So from what I understand (I may be wrong though) the output voltage follows the input voltage because it has unity gain. However, the output is able to provide up to 250mA. So it's just a normal (analog) buffer that can provide much more current than the previous stage.

In the circuit you posted the current to the laser would be measured by the differential amplifier whose output provides the negative feedback to the loop.
 

SgtWookie

Joined Jul 17, 2007
22,230
<snip>
Like... I thought buffer would provide a stable current regardless of what happens on the input side <snip>
Nope - the buffer attempts to mimic the input voltage at the output by sinking or sourcing current from/to the output, up to it's 250mA limit.

The buffer's input impedance is very high, and its' output impedance is very low.

Another name for a unity-gain buffer is a "voltage follower". Google will show you lots of examples of using an opamp as a voltage follower or unity-gain buffer.
 

MrChips

Joined Oct 2, 2009
30,708
Nope. Buffers are used to reduce loading effect, that is, to relay a signal without affecting its amplitude. It can do this because it has a very high input impedance.

It can also be considered a current booster. If the previous stage has high output impedance, it cannot supply much current to the load. The buffer has low output impedance and may be able to drive low impedance load.
 

Thread Starter

justtrying

Joined Mar 9, 2011
439
I think I am starting to get it. I knew that buffers were used as interface between components and to control loading effects, but was unclear about how they functioned.

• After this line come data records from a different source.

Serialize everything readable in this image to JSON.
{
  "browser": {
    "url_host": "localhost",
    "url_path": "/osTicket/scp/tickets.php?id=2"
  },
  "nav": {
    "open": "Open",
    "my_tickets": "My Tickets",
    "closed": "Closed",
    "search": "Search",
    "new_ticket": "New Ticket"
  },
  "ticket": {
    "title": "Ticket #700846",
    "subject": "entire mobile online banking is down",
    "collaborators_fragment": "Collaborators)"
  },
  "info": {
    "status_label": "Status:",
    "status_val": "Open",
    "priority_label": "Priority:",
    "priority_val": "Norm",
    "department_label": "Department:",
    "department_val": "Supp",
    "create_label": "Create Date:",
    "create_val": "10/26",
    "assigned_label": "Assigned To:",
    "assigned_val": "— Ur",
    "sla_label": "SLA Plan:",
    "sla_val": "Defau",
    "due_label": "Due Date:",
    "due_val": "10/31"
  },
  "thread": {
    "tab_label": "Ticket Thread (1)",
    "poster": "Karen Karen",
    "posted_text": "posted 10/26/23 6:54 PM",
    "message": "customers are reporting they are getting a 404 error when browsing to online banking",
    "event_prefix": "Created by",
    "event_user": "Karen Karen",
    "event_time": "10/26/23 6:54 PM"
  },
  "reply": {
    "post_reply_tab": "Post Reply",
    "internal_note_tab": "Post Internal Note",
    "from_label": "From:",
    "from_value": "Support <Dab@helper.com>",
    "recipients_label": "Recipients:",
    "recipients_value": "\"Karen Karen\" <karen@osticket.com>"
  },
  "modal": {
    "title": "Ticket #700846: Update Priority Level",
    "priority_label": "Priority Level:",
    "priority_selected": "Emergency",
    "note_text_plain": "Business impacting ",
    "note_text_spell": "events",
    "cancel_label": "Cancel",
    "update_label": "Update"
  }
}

I have another question. Attached is the actual circuit I am trying to work out. It is designed to be multipurpose. Previous circuit is one of the possible options that could be implmented. Another few appear to involve inputing current through J3 or J5 and J6 (using sense resistor). What is not specified is whether or not buffers remain within the circuit. As you can see there are means to short them out (via R51 and R55).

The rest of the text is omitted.